De son émergence au début des années 2000 à son adoption massive pour le stockage de volumes de données aujourd’hui, le Cloud Computing est actuellement confronté à des défis technologiques de taille.

En tête de ces défis, le "Edge Computing", ou " informatique en périphérie de réseau", qui consiste à maintenir un continuum entre les Clouds (hébergés dans des "datacentres") et les périphériques IoT grâce à une fédération massivement géodistribuée de petits datacentres placés en bordure du réseau.  Un tel continuum est nécessaire pour permettre de traiter les données au plus près des usages et favoriser l’essor des applications informatiques de demain (villes intelligentes, e-médecine, véhicules autonomes, etc.) et offre de plus une opportunité majeure pour la reprise en main d’un marché dominé par les GAFAM, mettant en péril la souveraineté de l’Europe.

Les piles logicielles développées pour les infrastructures Cloud actuelles ne permettent pas de prendre en compte ces changements et ce pour la quasi-totalité des couches.

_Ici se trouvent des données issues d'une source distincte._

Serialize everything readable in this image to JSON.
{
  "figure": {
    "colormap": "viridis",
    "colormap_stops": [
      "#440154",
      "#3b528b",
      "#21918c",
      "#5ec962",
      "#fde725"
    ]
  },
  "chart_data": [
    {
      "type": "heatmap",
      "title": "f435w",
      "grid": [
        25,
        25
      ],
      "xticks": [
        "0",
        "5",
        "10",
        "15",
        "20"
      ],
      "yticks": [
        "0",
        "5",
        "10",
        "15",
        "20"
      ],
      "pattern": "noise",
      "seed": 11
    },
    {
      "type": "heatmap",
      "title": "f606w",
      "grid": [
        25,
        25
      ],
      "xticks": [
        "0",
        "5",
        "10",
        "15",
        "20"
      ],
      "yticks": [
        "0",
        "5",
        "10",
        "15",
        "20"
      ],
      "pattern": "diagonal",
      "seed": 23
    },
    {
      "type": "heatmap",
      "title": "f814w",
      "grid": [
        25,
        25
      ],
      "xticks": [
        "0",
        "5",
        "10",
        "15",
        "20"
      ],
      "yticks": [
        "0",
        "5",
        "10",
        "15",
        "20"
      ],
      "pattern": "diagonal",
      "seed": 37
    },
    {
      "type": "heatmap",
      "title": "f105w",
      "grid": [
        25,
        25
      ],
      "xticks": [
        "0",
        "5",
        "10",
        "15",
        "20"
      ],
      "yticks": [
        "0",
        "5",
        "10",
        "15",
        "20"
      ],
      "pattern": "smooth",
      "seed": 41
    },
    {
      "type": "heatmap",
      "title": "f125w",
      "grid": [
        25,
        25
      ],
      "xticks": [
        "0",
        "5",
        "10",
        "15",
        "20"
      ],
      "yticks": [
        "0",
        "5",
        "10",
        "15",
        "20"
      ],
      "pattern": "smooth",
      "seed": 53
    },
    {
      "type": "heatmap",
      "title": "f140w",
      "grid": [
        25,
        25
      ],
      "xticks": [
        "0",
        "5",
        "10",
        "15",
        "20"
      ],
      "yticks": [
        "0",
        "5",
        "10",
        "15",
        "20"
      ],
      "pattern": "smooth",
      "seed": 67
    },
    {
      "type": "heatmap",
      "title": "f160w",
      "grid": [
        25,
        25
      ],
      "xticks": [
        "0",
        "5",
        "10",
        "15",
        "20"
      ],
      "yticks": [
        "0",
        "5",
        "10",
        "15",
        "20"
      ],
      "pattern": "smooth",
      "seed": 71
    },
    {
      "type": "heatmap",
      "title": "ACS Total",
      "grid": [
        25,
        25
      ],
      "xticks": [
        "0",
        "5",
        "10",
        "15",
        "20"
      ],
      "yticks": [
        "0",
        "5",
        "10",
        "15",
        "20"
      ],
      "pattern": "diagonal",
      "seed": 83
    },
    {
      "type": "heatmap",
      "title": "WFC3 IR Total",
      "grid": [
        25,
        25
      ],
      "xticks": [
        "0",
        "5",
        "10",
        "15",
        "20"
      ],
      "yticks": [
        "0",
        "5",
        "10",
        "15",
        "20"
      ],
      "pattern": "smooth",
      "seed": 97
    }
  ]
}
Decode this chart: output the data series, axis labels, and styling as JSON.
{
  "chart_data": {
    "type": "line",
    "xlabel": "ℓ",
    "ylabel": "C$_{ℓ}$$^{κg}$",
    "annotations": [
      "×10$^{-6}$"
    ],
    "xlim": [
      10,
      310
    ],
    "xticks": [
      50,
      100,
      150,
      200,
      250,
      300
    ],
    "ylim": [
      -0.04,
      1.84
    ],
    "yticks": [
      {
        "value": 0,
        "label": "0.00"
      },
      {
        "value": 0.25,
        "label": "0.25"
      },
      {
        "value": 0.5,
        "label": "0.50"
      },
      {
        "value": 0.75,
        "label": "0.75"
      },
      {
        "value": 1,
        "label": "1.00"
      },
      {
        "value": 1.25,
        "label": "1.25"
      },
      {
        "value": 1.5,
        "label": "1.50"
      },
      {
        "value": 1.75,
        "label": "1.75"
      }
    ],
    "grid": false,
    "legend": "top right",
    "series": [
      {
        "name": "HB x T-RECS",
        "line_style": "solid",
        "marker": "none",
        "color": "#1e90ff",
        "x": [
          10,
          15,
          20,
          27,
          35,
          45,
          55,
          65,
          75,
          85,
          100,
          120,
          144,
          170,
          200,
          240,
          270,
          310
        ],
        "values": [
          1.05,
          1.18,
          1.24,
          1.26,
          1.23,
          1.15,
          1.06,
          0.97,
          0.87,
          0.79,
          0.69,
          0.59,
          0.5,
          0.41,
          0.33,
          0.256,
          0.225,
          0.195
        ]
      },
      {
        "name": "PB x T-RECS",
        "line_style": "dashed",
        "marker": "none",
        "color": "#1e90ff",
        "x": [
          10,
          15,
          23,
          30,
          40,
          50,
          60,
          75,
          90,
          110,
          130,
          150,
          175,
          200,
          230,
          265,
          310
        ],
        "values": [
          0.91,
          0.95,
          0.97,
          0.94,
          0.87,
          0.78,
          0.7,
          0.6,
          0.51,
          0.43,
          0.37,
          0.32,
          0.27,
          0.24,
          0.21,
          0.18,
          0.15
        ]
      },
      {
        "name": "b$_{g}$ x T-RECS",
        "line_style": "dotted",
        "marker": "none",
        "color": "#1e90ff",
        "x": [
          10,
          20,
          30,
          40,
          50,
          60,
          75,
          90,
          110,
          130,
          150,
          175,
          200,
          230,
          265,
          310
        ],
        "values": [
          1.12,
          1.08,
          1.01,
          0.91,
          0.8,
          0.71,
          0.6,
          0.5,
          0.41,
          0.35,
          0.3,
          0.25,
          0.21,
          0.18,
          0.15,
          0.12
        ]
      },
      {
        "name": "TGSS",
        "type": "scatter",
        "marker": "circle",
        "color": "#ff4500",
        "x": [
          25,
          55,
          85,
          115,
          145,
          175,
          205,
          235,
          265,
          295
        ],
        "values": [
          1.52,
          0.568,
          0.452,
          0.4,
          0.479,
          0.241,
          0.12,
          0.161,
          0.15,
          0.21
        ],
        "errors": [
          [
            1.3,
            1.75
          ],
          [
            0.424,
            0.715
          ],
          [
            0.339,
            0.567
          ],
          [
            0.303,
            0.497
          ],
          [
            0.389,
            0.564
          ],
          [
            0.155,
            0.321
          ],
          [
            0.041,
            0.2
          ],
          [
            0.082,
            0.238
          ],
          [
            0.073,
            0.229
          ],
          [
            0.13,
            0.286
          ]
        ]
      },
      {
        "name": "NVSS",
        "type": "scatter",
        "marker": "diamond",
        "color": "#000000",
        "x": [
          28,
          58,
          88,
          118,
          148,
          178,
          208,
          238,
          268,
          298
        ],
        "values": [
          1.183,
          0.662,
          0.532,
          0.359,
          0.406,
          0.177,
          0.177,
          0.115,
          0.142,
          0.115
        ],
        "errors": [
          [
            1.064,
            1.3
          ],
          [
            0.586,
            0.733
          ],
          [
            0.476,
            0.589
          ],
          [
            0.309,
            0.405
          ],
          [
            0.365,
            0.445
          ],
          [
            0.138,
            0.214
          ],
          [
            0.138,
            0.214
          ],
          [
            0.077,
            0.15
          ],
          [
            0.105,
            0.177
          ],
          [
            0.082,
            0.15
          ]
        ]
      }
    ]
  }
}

En effet, ces solutions n’ont pas été conçues pour intégrer les caractéristiques intrinsèques à ce nouveau type d’infrastructure comme par exemple l’hétérogénéité, la mobilité des ressources de stockage et de traitement ou le paramètre que ces infrastructures soient gérées potentiellement par un ensemble d’opérateurs distincts. 

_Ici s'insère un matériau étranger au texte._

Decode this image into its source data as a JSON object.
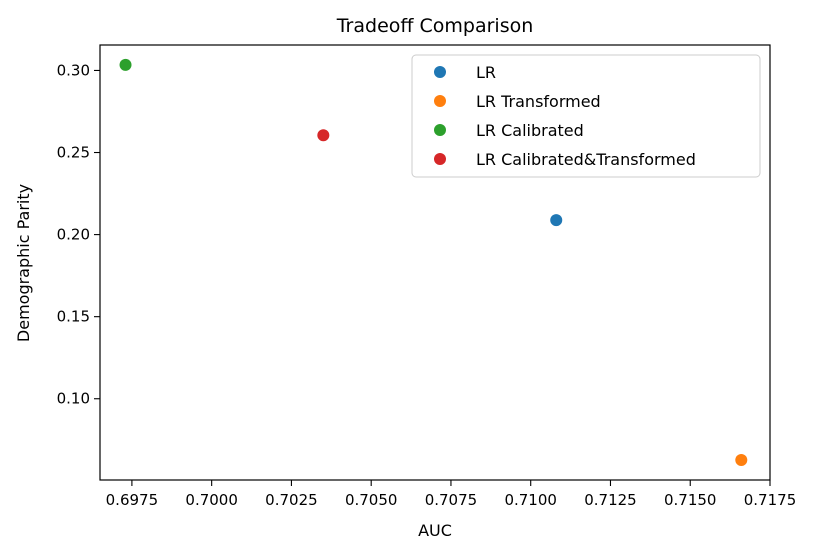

« Nous nous retrouvons dans une situation où ces datacentres, construits de manière conséquente, ne font plus sens face à nos enjeux de souveraineté et de sécurité. Nous sommes aujourd’hui face à de vraies problématiques de gestion de données et de réactivité. Paris et ses milliers de caméras en est un exemple frappant. Si nous devions faire un traitement pour analyser rapidement les informations issues de ces caméras, nous ne saurions pas faire puisque remonter la totalité des flux vidéo en permanence vers un datacentre centralisé n’est pas envisageable d’un point de vue technique», explique Adrien Lebre,  directeur du PEPR Cloud pour Inria. 

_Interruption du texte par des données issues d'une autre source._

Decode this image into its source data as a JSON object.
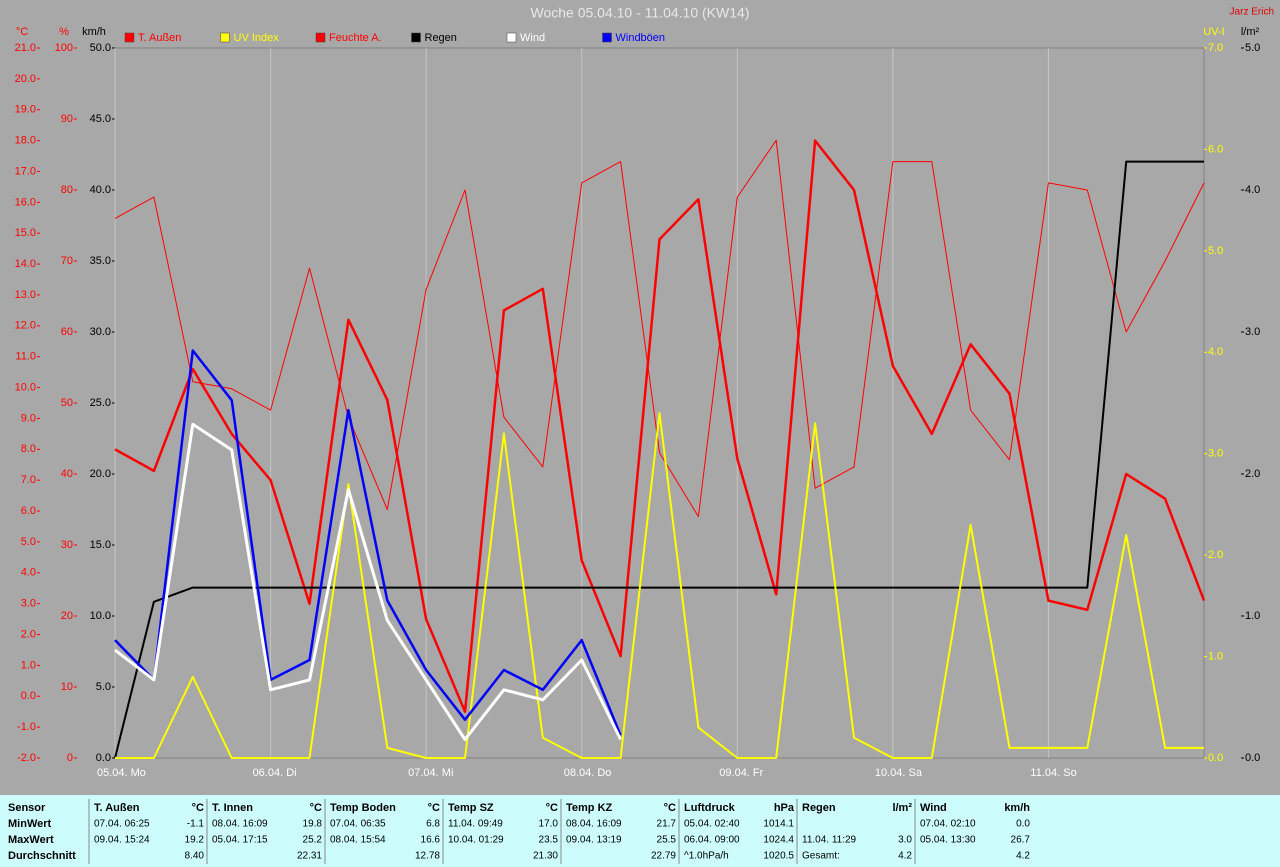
{
  "chart_data": {
    "type": "line",
    "title": "Woche 05.04.10 - 11.04.10 (KW14)",
    "author": "Jarz Erich",
    "xlim": [
      0,
      7
    ],
    "xticks": [
      {
        "value": 0,
        "label": "05.04. Mo"
      },
      {
        "value": 1,
        "label": "06.04. Di"
      },
      {
        "value": 2,
        "label": "07.04. Mi"
      },
      {
        "value": 3,
        "label": "08.04. Do"
      },
      {
        "value": 4,
        "label": "09.04. Fr"
      },
      {
        "value": 5,
        "label": "10.04. Sa"
      },
      {
        "value": 6,
        "label": "11.04. So"
      }
    ],
    "grid": true,
    "axes": [
      {
        "name": "°C",
        "lim": [
          -2,
          21
        ],
        "ticks": [
          {
            "value": -2,
            "label": "-2.0"
          },
          {
            "value": -1,
            "label": "-1.0"
          },
          {
            "value": 0,
            "label": "0.0"
          },
          {
            "value": 1,
            "label": "1.0"
          },
          {
            "value": 2,
            "label": "2.0"
          },
          {
            "value": 3,
            "label": "3.0"
          },
          {
            "value": 4,
            "label": "4.0"
          },
          {
            "value": 5,
            "label": "5.0"
          },
          {
            "value": 6,
            "label": "6.0"
          },
          {
            "value": 7,
            "label": "7.0"
          },
          {
            "value": 8,
            "label": "8.0"
          },
          {
            "value": 9,
            "label": "9.0"
          },
          {
            "value": 10,
            "label": "10.0"
          },
          {
            "value": 11,
            "label": "11.0"
          },
          {
            "value": 12,
            "label": "12.0"
          },
          {
            "value": 13,
            "label": "13.0"
          },
          {
            "value": 14,
            "label": "14.0"
          },
          {
            "value": 15,
            "label": "15.0"
          },
          {
            "value": 16,
            "label": "16.0"
          },
          {
            "value": 17,
            "label": "17.0"
          },
          {
            "value": 18,
            "label": "18.0"
          },
          {
            "value": 19,
            "label": "19.0"
          },
          {
            "value": 20,
            "label": "20.0"
          },
          {
            "value": 21,
            "label": "21.0"
          }
        ]
      },
      {
        "name": "%",
        "lim": [
          0,
          100
        ],
        "ticks": [
          0,
          10,
          20,
          30,
          40,
          50,
          60,
          70,
          80,
          90,
          100
        ]
      },
      {
        "name": "km/h",
        "lim": [
          0,
          50
        ],
        "ticks": [
          {
            "value": 0,
            "label": "0.0"
          },
          {
            "value": 5,
            "label": "5.0"
          },
          {
            "value": 10,
            "label": "10.0"
          },
          {
            "value": 15,
            "label": "15.0"
          },
          {
            "value": 20,
            "label": "20.0"
          },
          {
            "value": 25,
            "label": "25.0"
          },
          {
            "value": 30,
            "label": "30.0"
          },
          {
            "value": 35,
            "label": "35.0"
          },
          {
            "value": 40,
            "label": "40.0"
          },
          {
            "value": 45,
            "label": "45.0"
          },
          {
            "value": 50,
            "label": "50.0"
          }
        ]
      },
      {
        "name": "UV-I",
        "lim": [
          0,
          7
        ],
        "ticks": [
          {
            "value": 0,
            "label": "0.0"
          },
          {
            "value": 1,
            "label": "1.0"
          },
          {
            "value": 2,
            "label": "2.0"
          },
          {
            "value": 3,
            "label": "3.0"
          },
          {
            "value": 4,
            "label": "4.0"
          },
          {
            "value": 5,
            "label": "5.0"
          },
          {
            "value": 6,
            "label": "6.0"
          },
          {
            "value": 7,
            "label": "7.0"
          }
        ]
      },
      {
        "name": "l/m²",
        "lim": [
          0,
          5
        ],
        "ticks": [
          {
            "value": 0,
            "label": "0.0"
          },
          {
            "value": 1,
            "label": "1.0"
          },
          {
            "value": 2,
            "label": "2.0"
          },
          {
            "value": 3,
            "label": "3.0"
          },
          {
            "value": 4,
            "label": "4.0"
          },
          {
            "value": 5,
            "label": "5.0"
          }
        ]
      }
    ],
    "x": [
      0,
      0.25,
      0.5,
      0.75,
      1,
      1.25,
      1.5,
      1.75,
      2,
      2.25,
      2.5,
      2.75,
      3,
      3.25,
      3.5,
      3.75,
      4,
      4.25,
      4.5,
      4.75,
      5,
      5.25,
      5.5,
      5.75,
      6,
      6.25,
      6.5,
      6.75,
      7
    ],
    "series": [
      {
        "name": "T. Außen",
        "color": "#ff0000",
        "axis": 0,
        "values": [
          8.0,
          7.3,
          10.6,
          8.5,
          7.0,
          3.0,
          12.2,
          9.6,
          2.5,
          -0.5,
          12.5,
          13.2,
          4.4,
          1.3,
          14.8,
          16.1,
          7.7,
          3.3,
          18.0,
          16.4,
          10.7,
          8.5,
          11.4,
          9.8,
          3.1,
          2.8,
          7.2,
          6.4,
          3.1
        ]
      },
      {
        "name": "UV Index",
        "color": "#ffff00",
        "axis": 3,
        "values": [
          0,
          0,
          0.8,
          0,
          0,
          0,
          2.7,
          0.1,
          0,
          0,
          3.2,
          0.2,
          0,
          0,
          3.4,
          0.3,
          0,
          0,
          3.3,
          0.2,
          0,
          0,
          2.3,
          0.1,
          0.1,
          0.1,
          2.2,
          0.1,
          0.1
        ]
      },
      {
        "name": "Feuchte A.",
        "color": "#ff0000",
        "axis": 1,
        "values": [
          76,
          79,
          53,
          52,
          49,
          69,
          48,
          35,
          66,
          80,
          48,
          41,
          81,
          84,
          43,
          34,
          79,
          87,
          38,
          41,
          84,
          84,
          49,
          42,
          81,
          80,
          60,
          70,
          81
        ]
      },
      {
        "name": "Regen",
        "color": "#000000",
        "axis": 4,
        "values": [
          0,
          1.1,
          1.2,
          1.2,
          1.2,
          1.2,
          1.2,
          1.2,
          1.2,
          1.2,
          1.2,
          1.2,
          1.2,
          1.2,
          1.2,
          1.2,
          1.2,
          1.2,
          1.2,
          1.2,
          1.2,
          1.2,
          1.2,
          1.2,
          1.2,
          1.2,
          4.2,
          4.2,
          4.2
        ]
      },
      {
        "name": "Wind",
        "color": "#ffffff",
        "axis": 2,
        "values": [
          7.6,
          5.5,
          23.5,
          21.7,
          4.8,
          5.5,
          18.9,
          9.7,
          5.5,
          1.3,
          4.8,
          4.1,
          6.9,
          1.3,
          null,
          null,
          null,
          null,
          null,
          null,
          null,
          null,
          null,
          null,
          null,
          null,
          null,
          null,
          null
        ]
      },
      {
        "name": "Windböen",
        "color": "#0000ff",
        "axis": 2,
        "values": [
          8.3,
          5.5,
          28.7,
          25.2,
          5.5,
          6.9,
          24.5,
          11.1,
          6.2,
          2.7,
          6.2,
          4.8,
          8.3,
          1.6,
          null,
          null,
          null,
          null,
          null,
          null,
          null,
          null,
          null,
          null,
          null,
          null,
          null,
          null,
          null
        ]
      }
    ]
  },
  "stats": {
    "row_labels": [
      "Sensor",
      "MinWert",
      "MaxWert",
      "Durchschnitt"
    ],
    "columns": [
      {
        "name": "T. Außen",
        "unit": "°C",
        "min": [
          "07.04. 06:25",
          "-1.1"
        ],
        "max": [
          "09.04. 15:24",
          "19.2"
        ],
        "avg": [
          "8.40"
        ]
      },
      {
        "name": "T. Innen",
        "unit": "°C",
        "min": [
          "08.04. 16:09",
          "19.8"
        ],
        "max": [
          "05.04. 17:15",
          "25.2"
        ],
        "avg": [
          "22.31"
        ]
      },
      {
        "name": "Temp Boden",
        "unit": "°C",
        "min": [
          "07.04. 06:35",
          "6.8"
        ],
        "max": [
          "08.04. 15:54",
          "16.6"
        ],
        "avg": [
          "12.78"
        ]
      },
      {
        "name": "Temp SZ",
        "unit": "°C",
        "min": [
          "11.04. 09:49",
          "17.0"
        ],
        "max": [
          "10.04. 01:29",
          "23.5"
        ],
        "avg": [
          "21.30"
        ]
      },
      {
        "name": "Temp KZ",
        "unit": "°C",
        "min": [
          "08.04. 16:09",
          "21.7"
        ],
        "max": [
          "09.04. 13:19",
          "25.5"
        ],
        "avg": [
          "22.79"
        ]
      },
      {
        "name": "Luftdruck",
        "unit": "hPa",
        "min": [
          "05.04. 02:40",
          "1014.1"
        ],
        "max": [
          "06.04. 09:00",
          "1024.4"
        ],
        "avg": [
          "^1.0hPa/h",
          "1020.5"
        ]
      },
      {
        "name": "Regen",
        "unit": "l/m²",
        "min": [],
        "max": [
          "11.04. 11:29",
          "3.0"
        ],
        "avg": [
          "Gesamt:",
          "4.2"
        ]
      },
      {
        "name": "Wind",
        "unit": "km/h",
        "min": [
          "07.04. 02:10",
          "0.0"
        ],
        "max": [
          "05.04. 13:30",
          "26.7"
        ],
        "avg": [
          "4.2"
        ]
      }
    ]
  }
}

Par ailleurs, des dimensions transverses comme la sécurité ou l’énergie doivent être également renforcées. Du point de vue de la sécurité, les mécanismes classiques doivent être adaptés pour prendre en compte l’augmentation de la surface d’attaques induite par le continuum Cloud-Edge-IoT (plus de données, plus de datacentres hétérogènes, plus d’appareils connectés, une mobilité des utilisateurs et des ressources, une hétérogénéité des réseaux d’accès, etc.). 

Verbatim

Nous n’arrivons plus à appréhender ces infrastructures construites dans un continuum. Nous avons construit quelque chose qui nous dépasse chaque jour un peu plus.

Auteur

Frédéric Desprez

Poste

Directeur du Centre de recherche Inria de l'Université Grenoble Alpes

Du côté de l’énergie, les infrastructures Edge offrent plus d’opportunités et de leviers d’actions (énergies renouvelables, réutilisation de l’énergie dissipée par le refroidissement, réduction des mouvements de données, etc.) que les grosses infrastructures centralisées.  De même, il est prévu d’aborder plusieurs questions autour de la prise en compte et l’optimisation de l’empreinte énergétique de chacune des applications.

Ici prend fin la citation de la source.